Currently the cache and cow filters break up large requests into many
single block-sized requests to the underlying plugin. For some
plugins (eg. curl) this is very inefficient and causes huge
slow-downs.
For example I tested nbdkit + curl alone versus nbdkit + cache + curl
against a slow, remote VMware server. A simple run of virt-inspector
was at least 6-7 times slower. (It was so slow that I didn't actually
let it run to completion - I am estimating the slowdown multiple using
interim debug messages).
As part of fixing this, introduce a blk_read_multiple primitive. At
the moment the implementation is simply a loop that calls blk_read so
this won't make any performance difference yet.
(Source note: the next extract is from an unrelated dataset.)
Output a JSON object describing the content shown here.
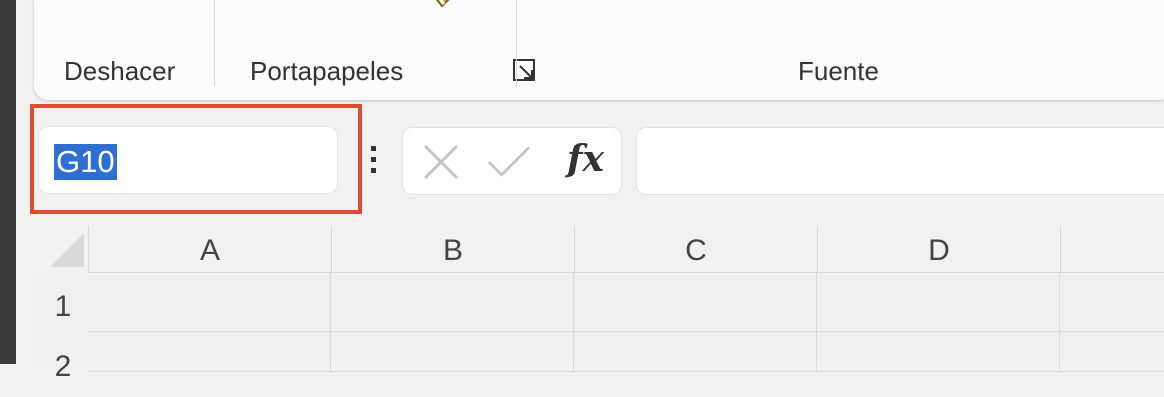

This change is just
refactoring.
---
filters/cache/blk.h | 6 ++++++
filters/cow/blk.h | 6 ++++++
filters/cache/blk.c | 16 ++++++++++++++++
filters/cache/cache.c | 21 ++++++++-------------
filters/cow/blk.c | 20 ++++++++++++++++++--
filters/cow/cow.c | 21 ++++++++-------------
6 files changed, 62 insertions(+), 28 deletions(-)
diff --git a/filters/cache/blk.h b/filters/cache/blk.h
index 87c753e2..1ee33ed7 100644
--- a/filters/cache/blk.h
+++ b/filters/cache/blk.h
@@ -55,6 +55,12 @@ extern int blk_read (nbdkit_next *next,
uint64_t blknum, uint8_t *block, int *err)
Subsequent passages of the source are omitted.